Overexpression of CaSR or TPRC6 in normal PASMC results in enhanced extracellular Ca2+-induced increase in [Ca2+]cyst; however, overexpression of both CaSR and TRPC6 markedly increases extracellular Ca2+-induced increase in [Ca2+]cyst compared to either alone [6]. These data suggest that CaSR is functionally coupled to TRPC6 in PASMC and that receptor-and store-operated Ca2+ entry via CaSR-mediated activation of TRPC6 is an important signaling cascade which leads to PASMC contraction, proliferation, and migration in patients with PPH [4]. Controlling the balance between cell proliferation and apoptosis in pulmonary vascular adventia, media and endothelium are essential for maintaining the normal structural and functional integrity of the pulmonary vasculature [4]. Increased PASMC proliferation and decreased PASMC lead to abnormal vascular remodeling resulting in advential and medial thickening causing vasoconstriction.

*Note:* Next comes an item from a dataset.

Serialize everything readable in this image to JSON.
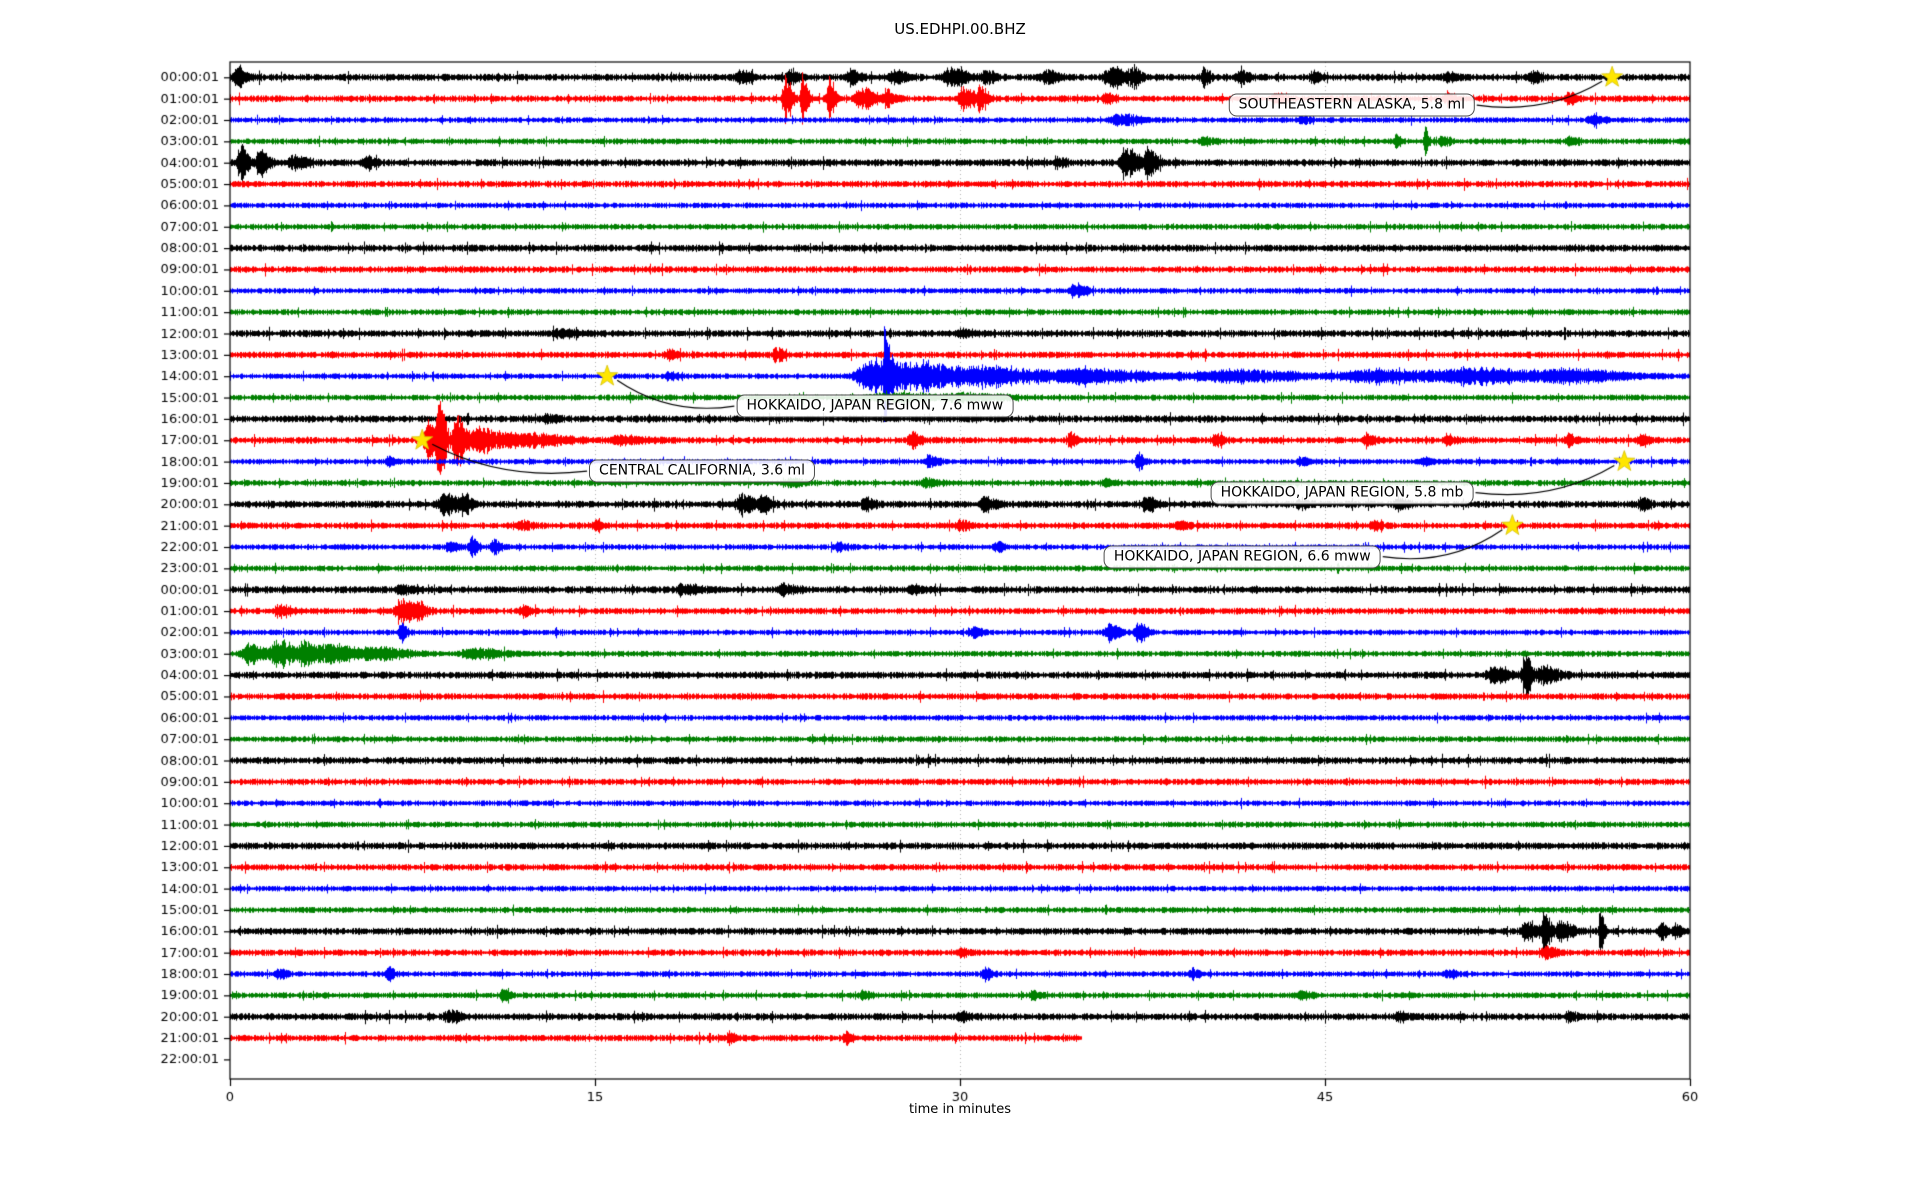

The present study showed that the expressions of both CaSR and TRPC6 were increased in the lung of CDH animal model. These results suggest that upregulation of CaSR and TRPC6 expression may be an important pathogenic mechanism involved in the development of abnormal vascular remodeling resulting in pulmonary vasoconstriction and PPH.

In summary, the present study demonstrates an altered gene and protein expression of CaSR and TRPC6 in the pulmonary vasculature of nitrofen-induced CDH. Upregulation of CaSR and TRPC6 may contribute to abnormal vascular remodeling resulting in PH in this model. Future studies investigating specific blockers of CaSR and TRPC6 may provide more effective therapies in the management of PPH in CDH.